December was a bit rough: the second week learning my mom might be moving away, a week later stressing through my dad's open heart surgery, and five days after that, telling our kids during Christmas week that our kitty was in renal failure and needed to be "helped out of pain." Oh, and of course, the usual holiday chaos, busy work life balancing, blah, blah. I muddled through, barely, indulging in earlier bedtimes, wine, and compulsive daily (sometimes double daily) workouts to keep myself sane-ish. Definitely not the most patient or amiable month of my life. That said, it's over! By New Year's Eve, I was spent and happy to bid adieu to what felt like a hell-of-a load to manage for one month.
Can you believe this entire pile came from one load?

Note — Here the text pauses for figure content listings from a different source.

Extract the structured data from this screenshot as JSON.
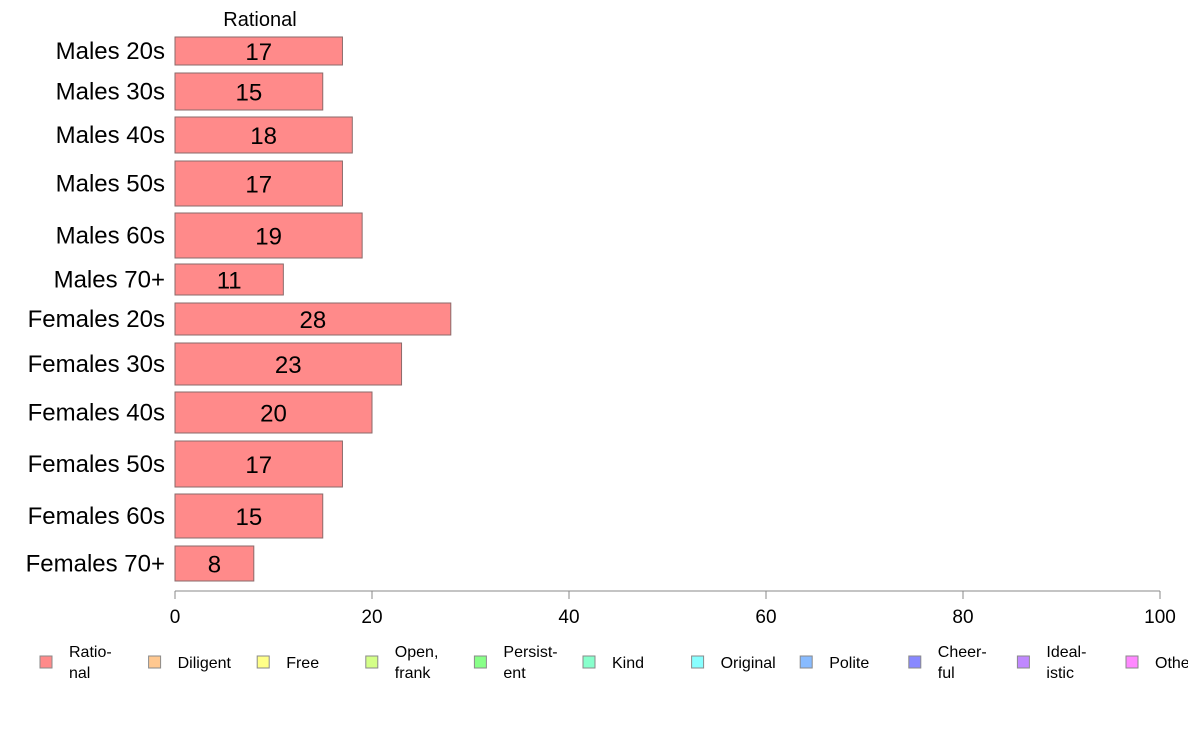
{
  "chart_data": {
    "type": "bar",
    "orientation": "horizontal",
    "title": "",
    "xlabel": "",
    "ylabel": "",
    "xlim": [
      0,
      100
    ],
    "xticks": [
      "0",
      "20",
      "40",
      "60",
      "80",
      "100"
    ],
    "grid": false,
    "legend_position": "bottom",
    "categories": [
      "Males 20s",
      "Males 30s",
      "Males 40s",
      "Males 50s",
      "Males 60s",
      "Males 70+",
      "Females 20s",
      "Females 30s",
      "Females 40s",
      "Females 50s",
      "Females 60s",
      "Females 70+"
    ],
    "series": [
      {
        "name": "Rational",
        "color": "#ff8a8a",
        "values": [
          17,
          15,
          18,
          17,
          19,
          11,
          28,
          23,
          20,
          17,
          15,
          8
        ],
        "labels": [
          "17",
          "15",
          "18",
          "17",
          "19",
          "11",
          "28",
          "23",
          "20",
          "17",
          "15",
          "8"
        ]
      }
    ],
    "legend": [
      {
        "lines": [
          "Ratio-",
          "nal"
        ],
        "color": "#ff8a8a"
      },
      {
        "lines": [
          "Diligent"
        ],
        "color": "#ffc890"
      },
      {
        "lines": [
          "Free"
        ],
        "color": "#ffff88"
      },
      {
        "lines": [
          "Open,",
          "frank"
        ],
        "color": "#d4ff88"
      },
      {
        "lines": [
          "Persist-",
          "ent"
        ],
        "color": "#88ff88"
      },
      {
        "lines": [
          "Kind"
        ],
        "color": "#88ffcc"
      },
      {
        "lines": [
          "Original"
        ],
        "color": "#88ffff"
      },
      {
        "lines": [
          "Polite"
        ],
        "color": "#88bbff"
      },
      {
        "lines": [
          "Cheer-",
          "ful"
        ],
        "color": "#8888ff"
      },
      {
        "lines": [
          "Ideal-",
          "istic"
        ],
        "color": "#c088ff"
      },
      {
        "lines": [
          "Other"
        ],
        "color": "#ff88ff"
      }
    ]
  }
}
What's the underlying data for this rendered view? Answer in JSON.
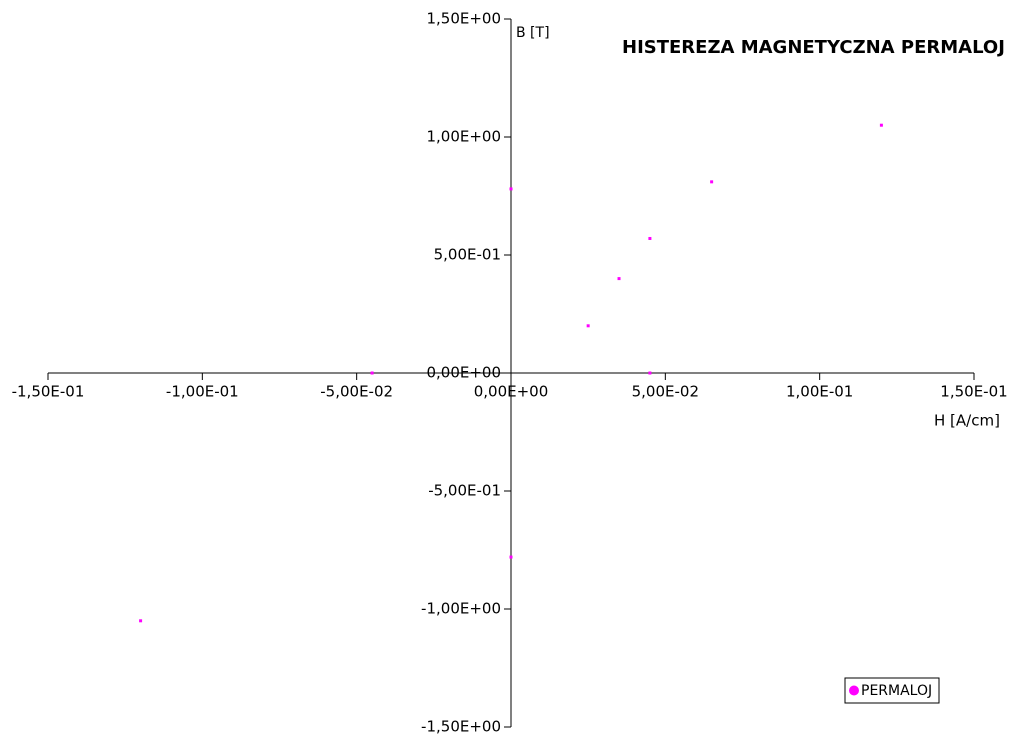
{
  "chart_data": {
    "type": "scatter",
    "title": "HISTEREZA MAGNETYCZNA PERMALOJ",
    "x_label": "H  [A/cm]",
    "y_label": "B [T]",
    "series": [
      {
        "name": "PERMALOJ",
        "color": "#ff00ff",
        "x": [
          0,
          0.12,
          0.065,
          0.045,
          0.035,
          0.025,
          0.045,
          -0.045,
          0,
          -0.12
        ],
        "values": [
          0.78,
          1.05,
          0.81,
          0.57,
          0.4,
          0.2,
          0,
          0,
          -0.78,
          -1.05
        ]
      }
    ],
    "xlim": [
      -0.15,
      0.15
    ],
    "xticks": [
      {
        "value": -0.15,
        "label": "-1,50E-01"
      },
      {
        "value": -0.1,
        "label": "-1,00E-01"
      },
      {
        "value": -0.05,
        "label": "-5,00E-02"
      },
      {
        "value": 0,
        "label": "0,00E+00"
      },
      {
        "value": 0.05,
        "label": "5,00E-02"
      },
      {
        "value": 0.1,
        "label": "1,00E-01"
      },
      {
        "value": 0.15,
        "label": "1,50E-01"
      }
    ],
    "ylim": [
      -1.5,
      1.5
    ],
    "yticks": [
      {
        "value": -1.5,
        "label": "-1,50E+00"
      },
      {
        "value": -1,
        "label": "-1,00E+00"
      },
      {
        "value": -0.5,
        "label": "-5,00E-01"
      },
      {
        "value": 0,
        "label": "0,00E+00"
      },
      {
        "value": 0.5,
        "label": "5,00E-01"
      },
      {
        "value": 1,
        "label": "1,00E+00"
      },
      {
        "value": 1.5,
        "label": "1,50E+00"
      }
    ],
    "legend": "bottom-right",
    "grid": false
  }
}
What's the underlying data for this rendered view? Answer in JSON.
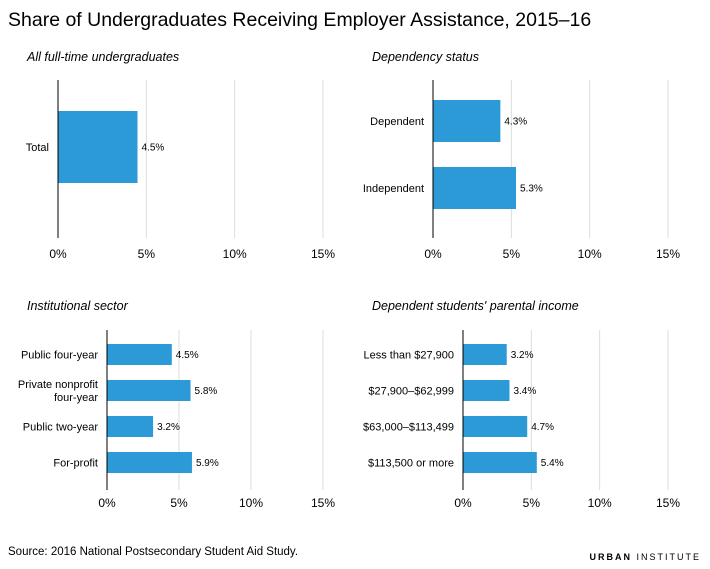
{
  "title": "Share of Undergraduates Receiving Employer Assistance, 2015–16",
  "source": "Source: 2016 National Postsecondary Student Aid Study.",
  "brand": {
    "part1": "URBAN",
    "part2": "INSTITUTE"
  },
  "colors": {
    "bar": "#2b9ad6",
    "grid": "#dddddd",
    "axis": "#000000"
  },
  "chart_data": [
    {
      "type": "bar",
      "orientation": "horizontal",
      "title": "All full-time undergraduates",
      "categories": [
        "Total"
      ],
      "values": [
        4.5
      ],
      "data_labels": [
        "4.5%"
      ],
      "ticks": [
        "0%",
        "5%",
        "10%",
        "15%"
      ],
      "xlim": [
        0,
        15
      ],
      "grid": true
    },
    {
      "type": "bar",
      "orientation": "horizontal",
      "title": "Dependency status",
      "categories": [
        "Dependent",
        "Independent"
      ],
      "values": [
        4.3,
        5.3
      ],
      "data_labels": [
        "4.3%",
        "5.3%"
      ],
      "ticks": [
        "0%",
        "5%",
        "10%",
        "15%"
      ],
      "xlim": [
        0,
        15
      ],
      "grid": true
    },
    {
      "type": "bar",
      "orientation": "horizontal",
      "title": "Institutional sector",
      "categories": [
        "Public four-year",
        "Private nonprofit four-year",
        "Public two-year",
        "For-profit"
      ],
      "category_lines": [
        [
          "Public four-year"
        ],
        [
          "Private nonprofit",
          "four-year"
        ],
        [
          "Public two-year"
        ],
        [
          "For-profit"
        ]
      ],
      "values": [
        4.5,
        5.8,
        3.2,
        5.9
      ],
      "data_labels": [
        "4.5%",
        "5.8%",
        "3.2%",
        "5.9%"
      ],
      "ticks": [
        "0%",
        "5%",
        "10%",
        "15%"
      ],
      "xlim": [
        0,
        15
      ],
      "grid": true
    },
    {
      "type": "bar",
      "orientation": "horizontal",
      "title": "Dependent students' parental income",
      "categories": [
        "Less than $27,900",
        "$27,900–$62,999",
        "$63,000–$113,499",
        "$113,500 or more"
      ],
      "values": [
        3.2,
        3.4,
        4.7,
        5.4
      ],
      "data_labels": [
        "3.2%",
        "3.4%",
        "4.7%",
        "5.4%"
      ],
      "ticks": [
        "0%",
        "5%",
        "10%",
        "15%"
      ],
      "xlim": [
        0,
        15
      ],
      "grid": true
    }
  ]
}
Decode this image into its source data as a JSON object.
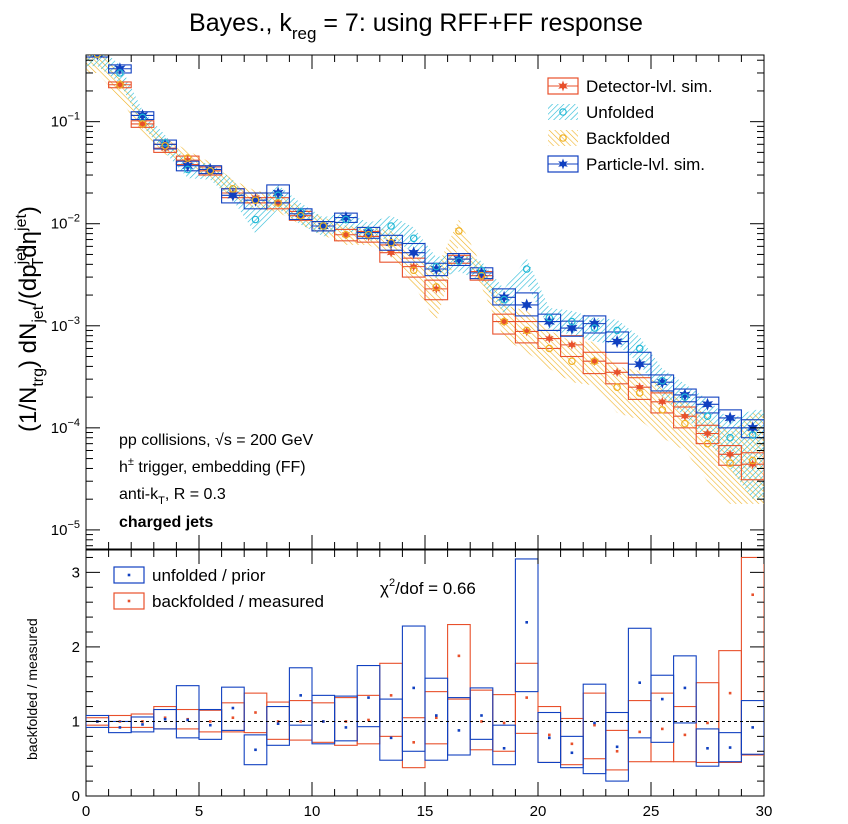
{
  "colors": {
    "detector": "#e8502b",
    "unfolded": "#1fb8d6",
    "backfolded": "#f0b020",
    "particle": "#1040c0",
    "ratio_unfolded": "#1040c0",
    "ratio_backfolded": "#e8502b"
  },
  "chart_data": [
    {
      "type": "scatter",
      "title_parts": {
        "pre": "Bayes., k",
        "sub": "reg",
        "post": " = 7: using RFF+FF response"
      },
      "ylabel_parts": {
        "a": "(1/N",
        "a_sub": "trg",
        "b": ") dN",
        "b_sub": "jet",
        "c": "/(dp",
        "c_sup": "jet",
        "c_sub": "T",
        "d": "dη",
        "d_sup": "jet",
        "e": ")"
      },
      "ylim": [
        6.5e-06,
        0.45
      ],
      "log_y": true,
      "xlim": [
        0,
        30
      ],
      "y_ticks": [
        {
          "value": 0.1,
          "base": "10",
          "exp": "−1"
        },
        {
          "value": 0.01,
          "base": "10",
          "exp": "−2"
        },
        {
          "value": 0.001,
          "base": "10",
          "exp": "−3"
        },
        {
          "value": 0.0001,
          "base": "10",
          "exp": "−4"
        },
        {
          "value": 1e-05,
          "base": "10",
          "exp": "−5"
        }
      ],
      "legend_position": "top-right",
      "legend": [
        {
          "key": "detector",
          "label": "Detector-lvl. sim."
        },
        {
          "key": "unfolded",
          "label": "Unfolded"
        },
        {
          "key": "backfolded",
          "label": "Backfolded"
        },
        {
          "key": "particle",
          "label": "Particle-lvl. sim."
        }
      ],
      "annotations": {
        "line1_pre": "pp collisions, ",
        "line1_sqrt": "√s",
        "line1_post": " = 200 GeV",
        "line2_pre": "h",
        "line2_sup": "±",
        "line2_post": " trigger, embedding (FF)",
        "line3_pre": "anti-k",
        "line3_sub": "T",
        "line3_post": ", R = 0.3",
        "line4": "charged jets"
      },
      "series": [
        {
          "key": "particle",
          "x": [
            0.5,
            1.5,
            2.5,
            3.5,
            4.5,
            5.5,
            6.5,
            7.5,
            8.5,
            9.5,
            10.5,
            11.5,
            12.5,
            13.5,
            14.5,
            15.5,
            16.5,
            17.5,
            18.5,
            19.5,
            20.5,
            21.5,
            22.5,
            23.5,
            24.5,
            25.5,
            26.5,
            27.5,
            28.5,
            29.5
          ],
          "y": [
            0.46,
            0.33,
            0.115,
            0.06,
            0.037,
            0.034,
            0.019,
            0.017,
            0.02,
            0.0125,
            0.0095,
            0.0115,
            0.0082,
            0.0065,
            0.0052,
            0.0036,
            0.0045,
            0.0033,
            0.0019,
            0.0016,
            0.0011,
            0.00095,
            0.00105,
            0.0007,
            0.00042,
            0.00028,
            0.00021,
            0.00017,
            0.000125,
            0.0001
          ],
          "box_lo": [
            0.43,
            0.3,
            0.105,
            0.054,
            0.033,
            0.031,
            0.016,
            0.014,
            0.016,
            0.011,
            0.0085,
            0.0103,
            0.0072,
            0.0055,
            0.0042,
            0.0031,
            0.0039,
            0.0029,
            0.0016,
            0.00125,
            0.0009,
            0.00079,
            0.00085,
            0.00055,
            0.00033,
            0.00023,
            0.00018,
            0.00014,
            0.0001,
            8e-05
          ],
          "box_hi": [
            0.49,
            0.36,
            0.125,
            0.066,
            0.041,
            0.037,
            0.022,
            0.02,
            0.024,
            0.014,
            0.0105,
            0.0127,
            0.0092,
            0.0077,
            0.0064,
            0.0041,
            0.0051,
            0.0037,
            0.0023,
            0.0021,
            0.0013,
            0.00111,
            0.00125,
            0.00087,
            0.00055,
            0.00033,
            0.00024,
            0.0002,
            0.00015,
            0.00012
          ]
        },
        {
          "key": "detector",
          "x": [
            0.5,
            1.5,
            2.5,
            3.5,
            4.5,
            5.5,
            6.5,
            7.5,
            8.5,
            9.5,
            10.5,
            11.5,
            12.5,
            13.5,
            14.5,
            15.5,
            16.5,
            17.5,
            18.5,
            19.5,
            20.5,
            21.5,
            22.5,
            23.5,
            24.5,
            25.5,
            26.5,
            27.5,
            28.5,
            29.5
          ],
          "y": [
            0.46,
            0.23,
            0.095,
            0.055,
            0.042,
            0.033,
            0.02,
            0.018,
            0.016,
            0.012,
            0.0095,
            0.0078,
            0.0075,
            0.0052,
            0.0038,
            0.0023,
            0.0045,
            0.0031,
            0.0011,
            0.00088,
            0.00075,
            0.00065,
            0.00045,
            0.00035,
            0.00025,
            0.00018,
            0.00013,
            8.8e-05,
            5.5e-05,
            4.4e-05
          ],
          "box_lo": [
            0.43,
            0.215,
            0.088,
            0.05,
            0.038,
            0.03,
            0.018,
            0.016,
            0.014,
            0.0108,
            0.0085,
            0.0068,
            0.0066,
            0.0042,
            0.003,
            0.0018,
            0.0041,
            0.0028,
            0.00083,
            0.00068,
            0.0006,
            0.0005,
            0.00034,
            0.00027,
            0.00019,
            0.00014,
            0.0001,
            7e-05,
            4.3e-05,
            3.1e-05
          ],
          "box_hi": [
            0.49,
            0.245,
            0.102,
            0.06,
            0.046,
            0.036,
            0.022,
            0.02,
            0.018,
            0.0132,
            0.0105,
            0.0088,
            0.0084,
            0.0062,
            0.0046,
            0.0028,
            0.0049,
            0.0034,
            0.0013,
            0.0011,
            0.0009,
            0.0008,
            0.00055,
            0.00043,
            0.00031,
            0.00022,
            0.00016,
            0.000106,
            6.7e-05,
            5.7e-05
          ]
        },
        {
          "key": "unfolded",
          "x": [
            0.5,
            1.5,
            2.5,
            3.5,
            4.5,
            5.5,
            6.5,
            7.5,
            8.5,
            9.5,
            10.5,
            11.5,
            12.5,
            13.5,
            14.5,
            15.5,
            16.5,
            17.5,
            18.5,
            19.5,
            20.5,
            21.5,
            22.5,
            23.5,
            24.5,
            25.5,
            26.5,
            27.5,
            28.5,
            29.5
          ],
          "y": [
            0.46,
            0.3,
            0.11,
            0.062,
            0.034,
            0.033,
            0.022,
            0.011,
            0.019,
            0.013,
            0.0095,
            0.011,
            0.0085,
            0.0095,
            0.0072,
            0.0038,
            0.0043,
            0.0035,
            0.0018,
            0.0036,
            0.0012,
            0.0011,
            0.00095,
            0.0009,
            0.0006,
            0.00029,
            0.0002,
            0.00013,
            8e-05,
            8.5e-05
          ],
          "band_lo": [
            0.35,
            0.24,
            0.09,
            0.05,
            0.028,
            0.027,
            0.017,
            0.008,
            0.014,
            0.0098,
            0.0075,
            0.0088,
            0.0068,
            0.0072,
            0.0052,
            0.0029,
            0.0034,
            0.0027,
            0.0013,
            0.0026,
            0.0009,
            0.00082,
            0.0007,
            0.00066,
            0.00042,
            0.0002,
            0.00013,
            7.5e-05,
            4e-05,
            2e-05
          ],
          "band_hi": [
            0.56,
            0.36,
            0.13,
            0.074,
            0.04,
            0.039,
            0.027,
            0.014,
            0.024,
            0.016,
            0.0115,
            0.0132,
            0.0102,
            0.012,
            0.0092,
            0.0047,
            0.0052,
            0.0043,
            0.0023,
            0.0046,
            0.0015,
            0.0014,
            0.0012,
            0.00115,
            0.00078,
            0.00038,
            0.00027,
            0.00019,
            0.00012,
            0.00015
          ]
        },
        {
          "key": "backfolded",
          "x": [
            0.5,
            1.5,
            2.5,
            3.5,
            4.5,
            5.5,
            6.5,
            7.5,
            8.5,
            9.5,
            10.5,
            11.5,
            12.5,
            13.5,
            14.5,
            15.5,
            16.5,
            17.5,
            18.5,
            19.5,
            20.5,
            21.5,
            22.5,
            23.5,
            24.5,
            25.5,
            26.5,
            27.5,
            28.5,
            29.5
          ],
          "y": [
            0.46,
            0.23,
            0.095,
            0.058,
            0.044,
            0.033,
            0.022,
            0.017,
            0.016,
            0.012,
            0.0095,
            0.0078,
            0.0078,
            0.0065,
            0.0035,
            0.0024,
            0.0085,
            0.0031,
            0.0011,
            0.0009,
            0.0006,
            0.00045,
            0.00045,
            0.00025,
            0.00022,
            0.00015,
            0.00011,
            7e-05,
            4.5e-05,
            4.8e-05
          ],
          "band_lo": [
            0.3,
            0.17,
            0.078,
            0.048,
            0.037,
            0.027,
            0.018,
            0.014,
            0.013,
            0.0098,
            0.0077,
            0.0062,
            0.0062,
            0.0048,
            0.0025,
            0.0011,
            0.0062,
            0.0024,
            0.00075,
            0.00055,
            0.00038,
            0.00028,
            0.00026,
            0.00014,
            0.00012,
            8e-05,
            6e-05,
            3e-05,
            1.8e-05,
            1.8e-05
          ],
          "band_hi": [
            0.6,
            0.29,
            0.115,
            0.07,
            0.052,
            0.04,
            0.027,
            0.021,
            0.02,
            0.0145,
            0.0115,
            0.0095,
            0.0095,
            0.0085,
            0.0048,
            0.0036,
            0.011,
            0.0039,
            0.0016,
            0.0014,
            0.0009,
            0.0007,
            0.0007,
            0.0004,
            0.00036,
            0.00025,
            0.00019,
            0.00013,
            9e-05,
            0.00014
          ]
        }
      ]
    },
    {
      "type": "scatter",
      "ylabel": "backfolded / measured",
      "xlim": [
        0,
        30
      ],
      "ylim": [
        0,
        3.3
      ],
      "x_ticks": [
        0,
        5,
        10,
        15,
        20,
        25,
        30
      ],
      "y_ticks": [
        0,
        1,
        2,
        3
      ],
      "reference_line": 1,
      "chi2_parts": {
        "pre": "χ",
        "sup": "2",
        "post": "/dof = 0.66"
      },
      "legend_position": "top-left",
      "legend": [
        {
          "key": "ratio_unfolded",
          "label": "unfolded / prior"
        },
        {
          "key": "ratio_backfolded",
          "label": "backfolded / measured"
        }
      ],
      "series": [
        {
          "key": "ratio_unfolded",
          "x": [
            0.5,
            1.5,
            2.5,
            3.5,
            4.5,
            5.5,
            6.5,
            7.5,
            8.5,
            9.5,
            10.5,
            11.5,
            12.5,
            13.5,
            14.5,
            15.5,
            16.5,
            17.5,
            18.5,
            19.5,
            20.5,
            21.5,
            22.5,
            23.5,
            24.5,
            25.5,
            26.5,
            27.5,
            28.5,
            29.5
          ],
          "y": [
            1.0,
            0.92,
            0.96,
            1.03,
            1.02,
            0.95,
            1.18,
            0.62,
            0.97,
            1.35,
            1.0,
            0.92,
            1.32,
            0.78,
            1.45,
            1.08,
            0.88,
            1.08,
            0.64,
            2.33,
            0.78,
            0.58,
            0.98,
            0.66,
            1.52,
            1.3,
            1.45,
            0.64,
            0.65,
            0.92
          ],
          "lo": [
            0.92,
            0.85,
            0.86,
            0.9,
            0.78,
            0.76,
            0.88,
            0.42,
            0.68,
            0.95,
            0.7,
            0.74,
            0.93,
            0.48,
            0.6,
            0.48,
            0.55,
            0.76,
            0.42,
            1.4,
            0.45,
            0.38,
            0.3,
            0.2,
            0.78,
            0.72,
            0.98,
            0.4,
            0.46,
            0.56
          ],
          "hi": [
            1.08,
            1.0,
            1.06,
            1.16,
            1.48,
            1.16,
            1.46,
            0.82,
            1.2,
            1.72,
            1.35,
            1.34,
            1.75,
            1.3,
            2.28,
            1.58,
            1.32,
            1.45,
            0.95,
            3.18,
            1.12,
            0.8,
            1.5,
            1.12,
            2.25,
            1.62,
            1.88,
            0.9,
            0.85,
            1.28
          ]
        },
        {
          "key": "ratio_backfolded",
          "x": [
            0.5,
            1.5,
            2.5,
            3.5,
            4.5,
            5.5,
            6.5,
            7.5,
            8.5,
            9.5,
            10.5,
            11.5,
            12.5,
            13.5,
            14.5,
            15.5,
            16.5,
            17.5,
            18.5,
            19.5,
            20.5,
            21.5,
            22.5,
            23.5,
            24.5,
            25.5,
            26.5,
            27.5,
            28.5,
            29.5
          ],
          "y": [
            1.0,
            1.0,
            1.0,
            1.05,
            1.03,
            1.0,
            1.05,
            1.12,
            1.0,
            1.0,
            1.0,
            1.0,
            1.02,
            1.35,
            0.72,
            1.05,
            1.88,
            1.0,
            0.98,
            1.32,
            0.82,
            0.7,
            0.95,
            0.6,
            0.86,
            0.9,
            0.82,
            0.98,
            1.38,
            2.7
          ],
          "lo": [
            0.95,
            0.92,
            0.92,
            0.9,
            0.9,
            0.86,
            0.86,
            0.85,
            0.76,
            0.75,
            0.72,
            0.68,
            0.7,
            0.8,
            0.38,
            0.7,
            1.3,
            0.62,
            0.6,
            0.84,
            0.45,
            0.42,
            0.5,
            0.35,
            0.46,
            0.46,
            0.46,
            0.45,
            0.45,
            0.55
          ],
          "hi": [
            1.05,
            1.08,
            1.1,
            1.2,
            1.16,
            1.15,
            1.25,
            1.38,
            1.26,
            1.28,
            1.25,
            1.32,
            1.35,
            1.78,
            1.05,
            1.4,
            2.3,
            1.42,
            1.36,
            1.78,
            1.2,
            1.04,
            1.38,
            0.88,
            1.28,
            1.38,
            1.2,
            1.52,
            1.95,
            3.2
          ]
        }
      ]
    }
  ]
}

Call it denim desperation. 

This week was spent detoxing, paying bills, taking down Christmas stuff, purging closets and doing laundry... LOTS of laundry. This morning, as I stood folding the contents of the gargantuan load I'd ambitiously jammed into my machine (considered geriatric in washer years), I felt relieved. It was as if my dear machine, who I'm now calling Mabel for her reliable and consistent grandma-like tendencies, knew that today I needed that load to run smoothly. Thanks to Mabel, I was NOT spending my Sunday morning wringing out sopping wet clothes and calling my old pal James, from JR Appliance, in desperation. Nope, not today. Today I'm mesmerized, even astonished, as the water gushes from the out-tube (technical term) during that subsequent load. Perplexed by how in my semi-conscious state I hadn't noticed the sheer volume of clothes I'd packed into poor Mabel. So to whatever power or bit of luck that helped me dodge that bullet, thanks. I needed it!  With a freshly folded pile of denim, I promise, I'm gonna work a lot harder to pay attention to all those moments when shit's NOT hitting the fan.